Kenya

Kenya’s Wildebeest Migration

Getting a chance to watch the crossing of the wildebeests in the Masai Mara can be a a true test of patience, but the final payoff is exhilarating and a true lifelong memory.

The mid-afternoon sun scorched our backs through the open rooftop of our Land Rover. A friend had told us she’d seen “the crossing”, the Mara-Serengeti Wildebeest migration, after waiting six hours. We had only been waiting for two at one of the Masai Mara’s main crossing points, located inside the Mara Triangle. Resigning myself to many more hours of unfulfilled anticipation, I contemplated opening the lunchbox our lodge, Royal Mara Safari Lodge, had packed for us. All morning, the wildebeests had played us for fools, going back and forth across the multiple crossing points along the Mara River.

Wildebeest herd on the banks of the Mara River, starting to cross
Chaos reigned as the Wildebeests began crossing the Mara river. The beasts crushed against each other as they jostled for their turn to plunge into the crocodile infested waters

The First Move

“They are going to cross.” Our guide, Joseph Mbotte from Natural World Kenya Safaris, said, his voice excited. I took my attention away from the bee-eater I’d been watching and turned towards the herd. A large male at the front of the train was kicking up dirt, looking ready to plunge into the water. I was skeptical – we had seen this behaviour a few times before, when the animal did not, in the end, enter the water.

A crocodile with jaws wide open, about to catch the head of a Wildebeest
There were many large crocodiles at the main crossing point on the Mara river. They were very quick with hunting the wildebeests, and it was difficult to “capture the moment” in the chaos of the crossing

A Feast for Crocodiles

I was wrong. In a sudden flurry of motion, the beast, compelled by instinct, leapt into the air plunging into the mud brown Mara River.
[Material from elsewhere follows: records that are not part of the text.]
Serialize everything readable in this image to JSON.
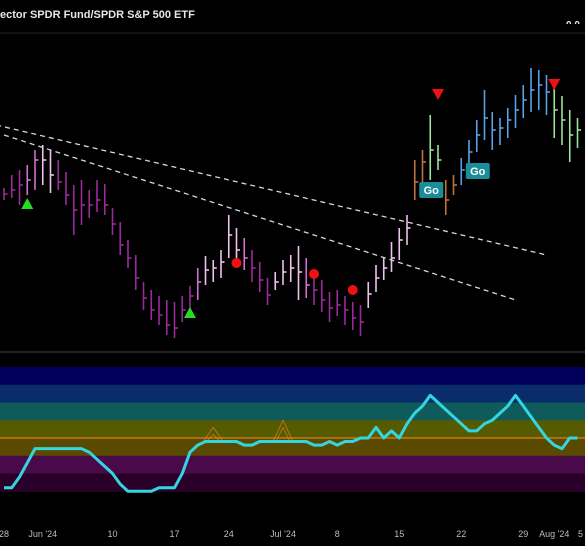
{
  "header": {
    "title": "ector SPDR Fund/SPDR S&P 500 ETF",
    "last_value": "0.0"
  },
  "colors": {
    "background": "#000000",
    "bar_purple": "#9b2a9b",
    "bar_magenta": "#d070d0",
    "bar_pink": "#f0c0f0",
    "bar_orange": "#c0723a",
    "bar_green": "#9be09b",
    "bar_blue": "#5aa0e8",
    "trendline": "#d8d8d8",
    "triangle_up": "#22dd22",
    "triangle_down": "#ee1111",
    "dot": "#ee1111",
    "oscillator": "#33d6e0",
    "zero_line": "#ff8c1a",
    "go_label_bg": "#1a8c9a",
    "osc_bands": [
      "#00005a",
      "#0a2c6a",
      "#0f5a5a",
      "#565a00",
      "#5a4a00",
      "#4a0a4a",
      "#2a002a"
    ]
  },
  "chart_data": {
    "type": "ohlc",
    "x_ticks": [
      {
        "label": "28",
        "index": 0
      },
      {
        "label": "Jun '24",
        "index": 5
      },
      {
        "label": "10",
        "index": 14
      },
      {
        "label": "17",
        "index": 22
      },
      {
        "label": "24",
        "index": 29
      },
      {
        "label": "Jul '24",
        "index": 36
      },
      {
        "label": "8",
        "index": 43
      },
      {
        "label": "15",
        "index": 51
      },
      {
        "label": "22",
        "index": 59
      },
      {
        "label": "29",
        "index": 67
      },
      {
        "label": "Aug '24",
        "index": 71
      },
      {
        "label": "5",
        "index": 75
      }
    ],
    "price_bars": [
      {
        "h": 188,
        "l": 200,
        "c": 194,
        "color": "purple"
      },
      {
        "h": 175,
        "l": 198,
        "c": 190,
        "color": "purple"
      },
      {
        "h": 170,
        "l": 205,
        "c": 185,
        "color": "purple"
      },
      {
        "h": 165,
        "l": 195,
        "c": 180,
        "color": "magenta"
      },
      {
        "h": 150,
        "l": 190,
        "c": 160,
        "color": "magenta"
      },
      {
        "h": 145,
        "l": 185,
        "c": 160,
        "color": "pink"
      },
      {
        "h": 150,
        "l": 193,
        "c": 175,
        "color": "pink"
      },
      {
        "h": 160,
        "l": 190,
        "c": 182,
        "color": "purple"
      },
      {
        "h": 172,
        "l": 205,
        "c": 195,
        "color": "purple"
      },
      {
        "h": 185,
        "l": 235,
        "c": 210,
        "color": "purple"
      },
      {
        "h": 180,
        "l": 225,
        "c": 205,
        "color": "purple"
      },
      {
        "h": 190,
        "l": 218,
        "c": 205,
        "color": "purple"
      },
      {
        "h": 180,
        "l": 212,
        "c": 200,
        "color": "purple"
      },
      {
        "h": 184,
        "l": 215,
        "c": 205,
        "color": "purple"
      },
      {
        "h": 208,
        "l": 235,
        "c": 224,
        "color": "purple"
      },
      {
        "h": 222,
        "l": 255,
        "c": 245,
        "color": "purple"
      },
      {
        "h": 240,
        "l": 268,
        "c": 258,
        "color": "purple"
      },
      {
        "h": 255,
        "l": 290,
        "c": 278,
        "color": "purple"
      },
      {
        "h": 282,
        "l": 310,
        "c": 298,
        "color": "purple"
      },
      {
        "h": 290,
        "l": 320,
        "c": 310,
        "color": "purple"
      },
      {
        "h": 296,
        "l": 325,
        "c": 315,
        "color": "purple"
      },
      {
        "h": 300,
        "l": 335,
        "c": 325,
        "color": "purple"
      },
      {
        "h": 302,
        "l": 338,
        "c": 328,
        "color": "purple"
      },
      {
        "h": 296,
        "l": 322,
        "c": 310,
        "color": "purple"
      },
      {
        "h": 286,
        "l": 310,
        "c": 296,
        "color": "purple"
      },
      {
        "h": 268,
        "l": 300,
        "c": 282,
        "color": "magenta"
      },
      {
        "h": 256,
        "l": 285,
        "c": 270,
        "color": "pink"
      },
      {
        "h": 260,
        "l": 282,
        "c": 268,
        "color": "pink"
      },
      {
        "h": 250,
        "l": 278,
        "c": 262,
        "color": "pink"
      },
      {
        "h": 215,
        "l": 258,
        "c": 235,
        "color": "pink"
      },
      {
        "h": 228,
        "l": 262,
        "c": 250,
        "color": "pink"
      },
      {
        "h": 238,
        "l": 270,
        "c": 258,
        "color": "magenta"
      },
      {
        "h": 250,
        "l": 282,
        "c": 268,
        "color": "purple"
      },
      {
        "h": 262,
        "l": 292,
        "c": 280,
        "color": "purple"
      },
      {
        "h": 278,
        "l": 305,
        "c": 295,
        "color": "purple"
      },
      {
        "h": 272,
        "l": 290,
        "c": 282,
        "color": "pink"
      },
      {
        "h": 260,
        "l": 285,
        "c": 272,
        "color": "pink"
      },
      {
        "h": 255,
        "l": 282,
        "c": 268,
        "color": "pink"
      },
      {
        "h": 246,
        "l": 300,
        "c": 272,
        "color": "pink"
      },
      {
        "h": 258,
        "l": 298,
        "c": 285,
        "color": "magenta"
      },
      {
        "h": 270,
        "l": 305,
        "c": 290,
        "color": "purple"
      },
      {
        "h": 280,
        "l": 312,
        "c": 300,
        "color": "purple"
      },
      {
        "h": 292,
        "l": 322,
        "c": 308,
        "color": "purple"
      },
      {
        "h": 290,
        "l": 316,
        "c": 305,
        "color": "purple"
      },
      {
        "h": 296,
        "l": 325,
        "c": 310,
        "color": "purple"
      },
      {
        "h": 302,
        "l": 330,
        "c": 318,
        "color": "purple"
      },
      {
        "h": 305,
        "l": 336,
        "c": 322,
        "color": "purple"
      },
      {
        "h": 282,
        "l": 308,
        "c": 294,
        "color": "pink"
      },
      {
        "h": 265,
        "l": 292,
        "c": 278,
        "color": "pink"
      },
      {
        "h": 258,
        "l": 280,
        "c": 268,
        "color": "pink"
      },
      {
        "h": 242,
        "l": 272,
        "c": 258,
        "color": "pink"
      },
      {
        "h": 228,
        "l": 260,
        "c": 240,
        "color": "pink"
      },
      {
        "h": 215,
        "l": 245,
        "c": 228,
        "color": "pink"
      },
      {
        "h": 160,
        "l": 200,
        "c": 182,
        "color": "orange"
      },
      {
        "h": 150,
        "l": 185,
        "c": 162,
        "color": "orange"
      },
      {
        "h": 115,
        "l": 180,
        "c": 150,
        "color": "green"
      },
      {
        "h": 145,
        "l": 170,
        "c": 160,
        "color": "green"
      },
      {
        "h": 180,
        "l": 215,
        "c": 200,
        "color": "orange"
      },
      {
        "h": 175,
        "l": 195,
        "c": 185,
        "color": "orange"
      },
      {
        "h": 158,
        "l": 185,
        "c": 170,
        "color": "blue"
      },
      {
        "h": 140,
        "l": 170,
        "c": 152,
        "color": "blue"
      },
      {
        "h": 120,
        "l": 152,
        "c": 135,
        "color": "blue"
      },
      {
        "h": 90,
        "l": 140,
        "c": 118,
        "color": "blue"
      },
      {
        "h": 112,
        "l": 150,
        "c": 130,
        "color": "blue"
      },
      {
        "h": 118,
        "l": 145,
        "c": 128,
        "color": "blue"
      },
      {
        "h": 108,
        "l": 138,
        "c": 120,
        "color": "blue"
      },
      {
        "h": 95,
        "l": 128,
        "c": 110,
        "color": "blue"
      },
      {
        "h": 85,
        "l": 118,
        "c": 100,
        "color": "blue"
      },
      {
        "h": 68,
        "l": 112,
        "c": 90,
        "color": "blue"
      },
      {
        "h": 70,
        "l": 110,
        "c": 85,
        "color": "blue"
      },
      {
        "h": 75,
        "l": 115,
        "c": 92,
        "color": "blue"
      },
      {
        "h": 82,
        "l": 138,
        "c": 110,
        "color": "green"
      },
      {
        "h": 96,
        "l": 145,
        "c": 120,
        "color": "green"
      },
      {
        "h": 110,
        "l": 162,
        "c": 135,
        "color": "green"
      },
      {
        "h": 118,
        "l": 148,
        "c": 130,
        "color": "green"
      }
    ],
    "trendlines": [
      {
        "from": {
          "i": -1,
          "p": 125
        },
        "to": {
          "i": 70,
          "p": 255
        }
      },
      {
        "from": {
          "i": 0,
          "p": 135
        },
        "to": {
          "i": 66,
          "p": 300
        }
      }
    ],
    "triangles_up": [
      {
        "i": 3,
        "p": 204
      },
      {
        "i": 24,
        "p": 313
      }
    ],
    "triangles_down": [
      {
        "i": 56,
        "p": 94
      },
      {
        "i": 71,
        "p": 84
      }
    ],
    "dots": [
      {
        "i": 30,
        "p": 263
      },
      {
        "i": 40,
        "p": 274
      },
      {
        "i": 45,
        "p": 290
      }
    ],
    "go_labels": [
      {
        "text": "Go",
        "i": 55,
        "p": 190
      },
      {
        "text": "Go",
        "i": 61,
        "p": 171
      }
    ],
    "oscillator": {
      "bands": [
        5,
        4,
        3,
        2,
        1,
        0,
        -1,
        -2
      ],
      "zero_level": 1,
      "values": [
        -1.8,
        -1.8,
        -1.2,
        -0.4,
        0.4,
        0.4,
        0.4,
        0.4,
        0.4,
        0.4,
        0.4,
        0.2,
        -0.2,
        -0.6,
        -1.0,
        -1.6,
        -2.0,
        -2.0,
        -2.0,
        -2.0,
        -1.8,
        -1.8,
        -1.8,
        -1.0,
        0.2,
        0.6,
        0.8,
        0.8,
        0.8,
        0.8,
        0.8,
        0.6,
        0.6,
        0.8,
        0.8,
        0.8,
        0.8,
        0.8,
        0.8,
        0.8,
        0.6,
        0.6,
        0.8,
        0.6,
        0.8,
        0.8,
        1.0,
        1.0,
        1.6,
        1.0,
        1.4,
        1.0,
        1.8,
        2.4,
        2.8,
        3.4,
        3.0,
        2.6,
        2.2,
        1.8,
        1.4,
        1.4,
        1.8,
        2.0,
        2.4,
        2.8,
        3.4,
        2.8,
        2.2,
        1.6,
        1.0,
        0.6,
        0.4,
        1.0,
        1.0
      ]
    },
    "osc_spikes": [
      {
        "i": 27,
        "base": 0.8,
        "peaks": [
          1.6,
          1.2
        ]
      },
      {
        "i": 36,
        "base": 0.8,
        "peaks": [
          2.0,
          1.6
        ]
      }
    ]
  }
}
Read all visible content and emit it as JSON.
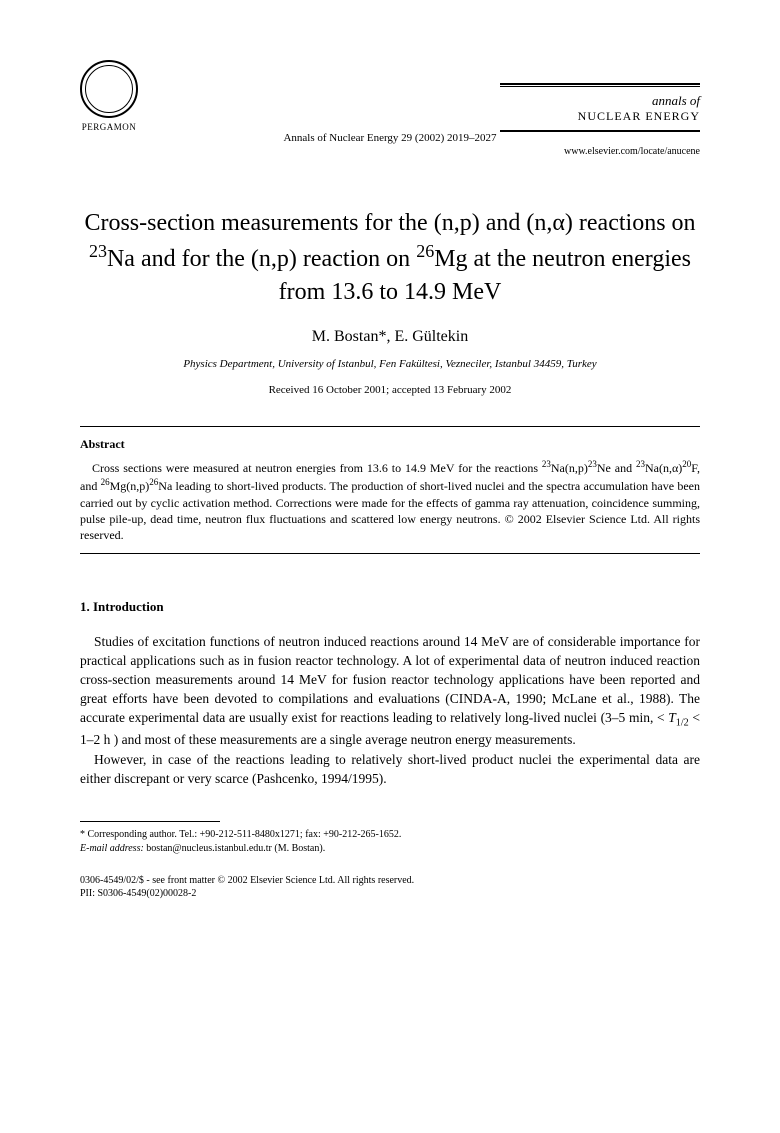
{
  "header": {
    "publisher": "PERGAMON",
    "citation": "Annals of Nuclear Energy 29 (2002) 2019–2027",
    "url": "www.elsevier.com/locate/anucene",
    "journal_line1": "annals of",
    "journal_line2": "NUCLEAR ENERGY"
  },
  "title_html": "Cross-section measurements for the (n,p) and (n,α) reactions on <sup>23</sup>Na and for the (n,p) reaction on <sup>26</sup>Mg at the neutron energies from 13.6 to 14.9 MeV",
  "authors": "M. Bostan*, E. Gültekin",
  "affiliation": "Physics Department, University of Istanbul, Fen Fakültesi, Vezneciler, Istanbul 34459, Turkey",
  "dates": "Received 16 October 2001; accepted 13 February 2002",
  "abstract": {
    "heading": "Abstract",
    "text_html": "Cross sections were measured at neutron energies from 13.6 to 14.9 MeV for the reactions <sup>23</sup>Na(n,p)<sup>23</sup>Ne and <sup>23</sup>Na(n,α)<sup>20</sup>F, and <sup>26</sup>Mg(n,p)<sup>26</sup>Na leading to short-lived products. The production of short-lived nuclei and the spectra accumulation have been carried out by cyclic activation method. Corrections were made for the effects of gamma ray attenuation, coincidence summing, pulse pile-up, dead time, neutron flux fluctuations and scattered low energy neutrons. © 2002 Elsevier Science Ltd. All rights reserved."
  },
  "section1": {
    "heading": "1.  Introduction",
    "para1_html": "Studies of excitation functions of neutron induced reactions around 14 MeV are of considerable importance for practical applications such as in fusion reactor technology. A lot of experimental data of neutron induced reaction cross-section measurements around 14 MeV for fusion reactor technology applications have been reported and great efforts have been devoted to compilations and evaluations (CINDA-A, 1990; McLane et al., 1988). The accurate experimental data are usually exist for reactions leading to relatively long-lived nuclei (3–5 min, < <i>T</i><sub>1/2</sub> < 1–2 h ) and most of these measurements are a single average neutron energy measurements.",
    "para2": "However, in case of the reactions leading to relatively short-lived product nuclei the experimental data are either discrepant or very scarce (Pashcenko, 1994/1995)."
  },
  "footnote": {
    "corr": "* Corresponding author. Tel.: +90-212-511-8480x1271; fax: +90-212-265-1652.",
    "email_label": "E-mail address:",
    "email_value": " bostan@nucleus.istanbul.edu.tr (M. Bostan)."
  },
  "footer": {
    "line1": "0306-4549/02/$ - see front matter © 2002 Elsevier Science Ltd. All rights reserved.",
    "line2": "PII: S0306-4549(02)00028-2"
  }
}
Inspired by their brave compatriot, the surrounding beasts began to follow suit, taking turns, one after the other. The many crocodiles, camouflaged along its banks came to life. It wasn’t long before we caught sight of one of these magnificent reptiles reaching for its victim. The crocodile’s jaws snapped over its victim’s neck, dragging the wildebeest down into its watery world.

Large crocodile in the shallows of the Mara River, waiting for the Wildebeests to cross
We saw this large crocodile waiting patiently in the shallows of the Mara River. In total, we counted around eight crocs of varying sizes in close proximity to the main crossing point in The Mara Triangle

The sudden flash of activity took me by surprise, especially after hours of nothing happening. It was a pattern I began to realise with each passing day being on safari in Kenya. This seemed to be the way of nature. Hours may pass with absolutely nothing happening, despite your best efforts. Then, just as you’re about to give up, something spectacular happens, making the long wait worthwhile.

Bee-eater with a bee caught in its beak
This was the little bee-eater that occupied our attention while we waited for the Wildebeests to make up their mind on when and where they wanted to cross. If you look closely, you’ll see he has a bee in its beak!